Where to start a Smart City project? Taking Smart People on board first.

[1] “The Vision of a Smart City”, Robert E. Hall (Brookhaven National Laboratory, USA), 2nd International Life Extension Technology Workshop, Paris, 28th September 2000
[2] "Smart cities in Europe", Andrea Caragliu (Politecnico di Milano), Chiara del Bo (Università degli Studi di Milano) and Peter Nijkamp (VU University), Research Memorandum 2009-48

Photo by CubaGallery (Flickr)

September 3, 2011

Citizeneers: the city enablers

These last decades, the economic globalization process (which has tried hard to homogenise all of us and that has installed McDonald’s and Starbucks Coffee in every self-respecting city) have led cities to face new consuming global problems, problems that have been often fought with local solutions surpassing the city’s self-reaction power. As Zygmunt Bauman radically recognized in his book Liquid Times. Living in an age of uncertainty (2007), cities nowadays have become the rubbish dumps for the problems produced at global level. 

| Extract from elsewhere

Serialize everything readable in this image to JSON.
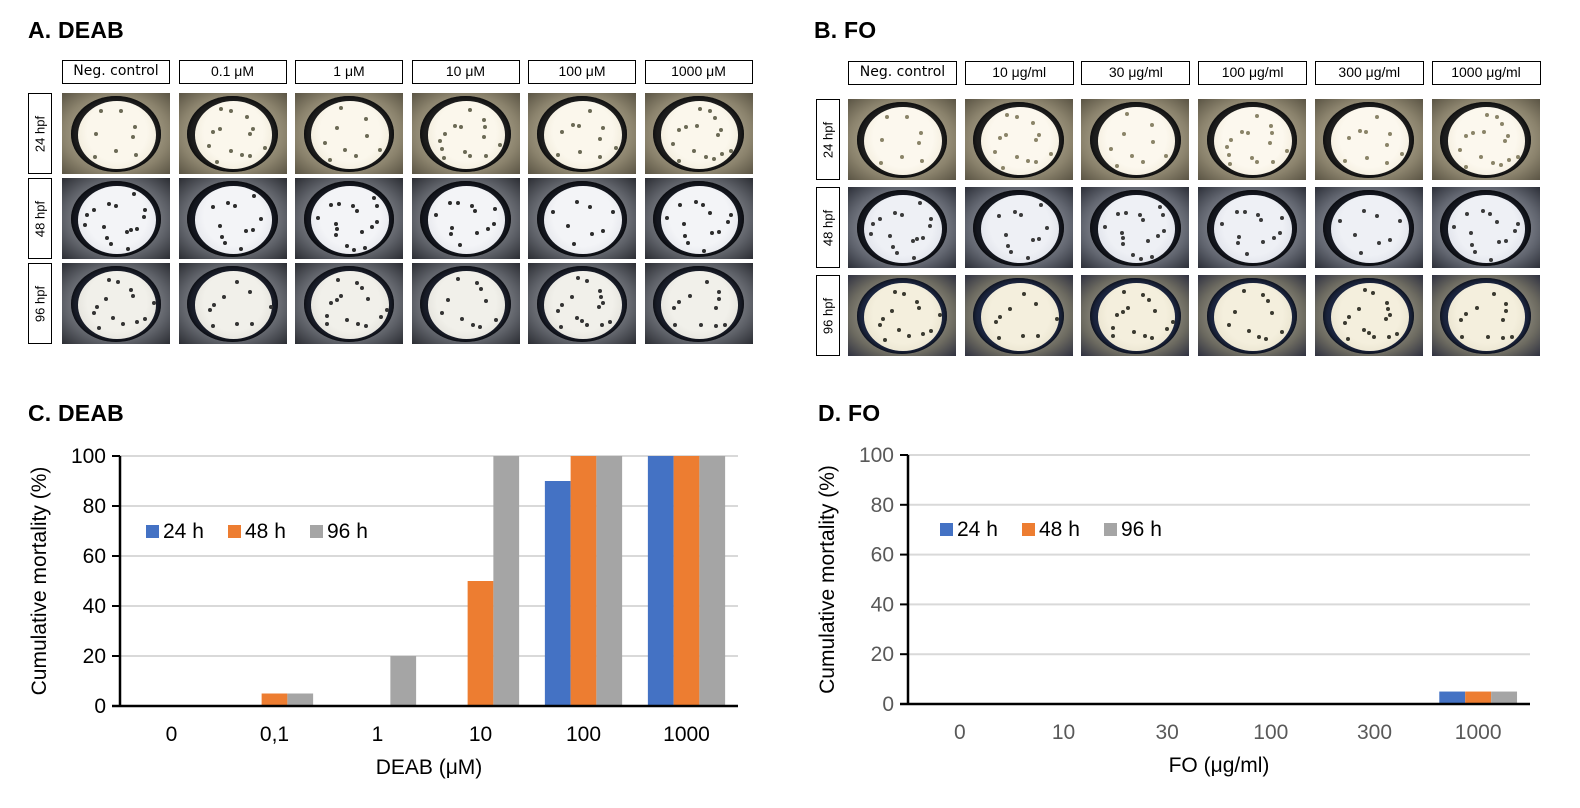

Our local urban environments are facing tremendous global concerns such as climate change, budget cuts, population raises and, specially, social discontentment and rupture. Cities have grown spectacularly these last decades mainly because of the arrival of populated waves of immigration. As a consequence, specially in North America and I am seeing this also in Europe, ethnic residential areas have appeared shaping “one-colour” isolated communities. By this impulse of belonging to a similar-minded community, citizens have kept away from the interaction with other realities and, consequently, from direct action.


In this context, the need has become urgent for cities to shift from fragmented barren places to alive spaces that ensure and smoother social cohesion and inclusion. Cities’ leaders, sometimes with limited space of action and lack of resources, have found themselves not enough prepared to allow this change. However, the advance and new possibilities of ICT has revolutionized urban development and has opened new easier channels to enable citizens action in this field. What is the new role for citizens then?

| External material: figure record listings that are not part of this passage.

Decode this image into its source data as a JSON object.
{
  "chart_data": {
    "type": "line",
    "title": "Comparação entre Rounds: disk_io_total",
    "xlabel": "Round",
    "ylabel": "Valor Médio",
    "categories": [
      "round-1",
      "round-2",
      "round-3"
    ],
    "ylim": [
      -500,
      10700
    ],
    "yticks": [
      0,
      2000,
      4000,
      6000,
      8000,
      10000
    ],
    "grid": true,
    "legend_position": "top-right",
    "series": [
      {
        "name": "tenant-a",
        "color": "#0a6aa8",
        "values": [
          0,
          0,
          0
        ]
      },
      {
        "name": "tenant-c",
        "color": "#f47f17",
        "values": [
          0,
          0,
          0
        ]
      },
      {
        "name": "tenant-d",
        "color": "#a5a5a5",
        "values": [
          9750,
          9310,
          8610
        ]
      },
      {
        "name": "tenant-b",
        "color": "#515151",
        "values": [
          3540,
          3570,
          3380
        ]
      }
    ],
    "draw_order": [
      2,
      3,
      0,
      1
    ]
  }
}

In her great article “The Enabling City”, appeared in the Summer 2011 Issue of Next American City, Chiara Camponeschi recognised the huge importance of political involvement in this radical empowerment change. According to her words decision-makers should commit for: “driving  long-term structural changes by unlocking the capacity of others to meaningfully participate in the life of a user-produced city”. That implies “a shift from control to enablement”.

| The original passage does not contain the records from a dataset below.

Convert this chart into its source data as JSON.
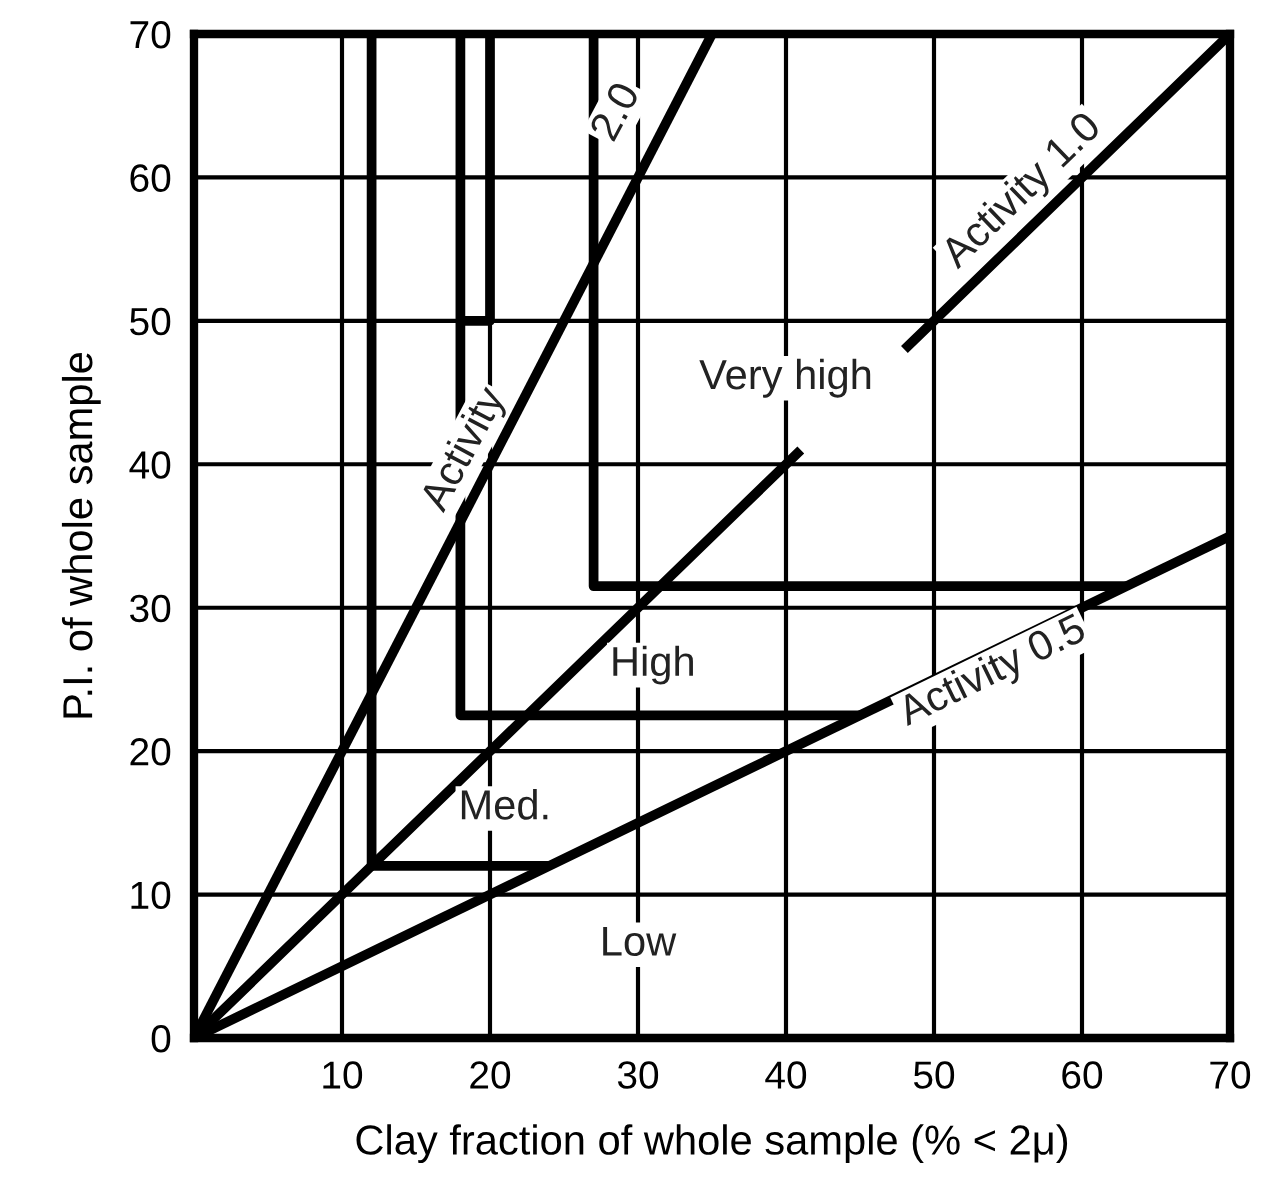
{
  "chart_data": {
    "type": "line",
    "xlabel": "Clay fraction of whole sample (% < 2μ)",
    "ylabel": "P.I. of whole sample",
    "xlim": [
      0,
      70
    ],
    "ylim": [
      0,
      70
    ],
    "xticks": [
      {
        "value": 0,
        "label": null
      },
      10,
      20,
      30,
      40,
      50,
      60,
      70
    ],
    "yticks": [
      0,
      10,
      20,
      30,
      40,
      50,
      60,
      70
    ],
    "grid": true,
    "marker": "none",
    "line_style": "solid",
    "series": [
      {
        "color": "#000000",
        "x": [
          0,
          35
        ],
        "values": [
          0,
          70
        ]
      },
      {
        "color": "#000000",
        "x": [
          0,
          41,
          44,
          48,
          70
        ],
        "values": [
          0,
          41,
          null,
          48,
          70
        ]
      },
      {
        "color": "#000000",
        "x": [
          0,
          70
        ],
        "values": [
          0,
          35
        ]
      },
      {
        "color": "#000000",
        "x": [
          12,
          12,
          24
        ],
        "values": [
          70,
          12,
          12
        ]
      },
      {
        "color": "#000000",
        "x": [
          18,
          18,
          45
        ],
        "values": [
          70,
          22.5,
          22.5
        ]
      },
      {
        "color": "#000000",
        "x": [
          27,
          27,
          63
        ],
        "values": [
          70,
          31.5,
          31.5
        ]
      },
      {
        "color": "#000000",
        "x": [
          18,
          20,
          20
        ],
        "values": [
          50,
          50,
          70
        ]
      }
    ],
    "annotations": [
      "Activity",
      "2.0",
      "Activity 1.0",
      "Activity 0.5",
      "Very high",
      "High",
      "Med.",
      "Low"
    ]
  }
}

Moreover, there will be no user-produced city without empowered citizens: citizeneers. As Saskia Sassen explained in this great speech at Lift The Future of the Smart Cities” (every minute is worth seeing): “the logic of citizens is not the logic of managers”. This means that, to allow future success in urban decisions, citizeneers should be placed at the centre of any action, giving them the tools to be aware of the community’s concerns and the spaces, virtual or not, where to interact with other citizeneers. And government should carefully watch this process. I would like to stress here the watch, implying no action: the power and the action should be given to citizeneers. Using a gardening parallelism, the seed of self-action should be sowed in a fertilised land, left alone and harvested for processing once the plant has grown.


These innovative ways of social cooperation for an inclusive sustainability in cities are not new. Spaces like living labs (which deserve more than one blog’s entry) have been doing for years a great job providing meeting points for citizeneers from different communities and levels of knowledge, ready for interaction and ideas sharing. The first citizeneers have also pioneered in creating their own solutions for non-existing services. The fruit of cooperation for solving the community’s concerns has started to grow: some self-development projects are already here. Just to name some, the reporting tools Fix My Street from UK and Repara Ciudad (in Spanish, according to the website an English version is coming soon) from Spain or the car sharing French initiative BuzzCar (in French).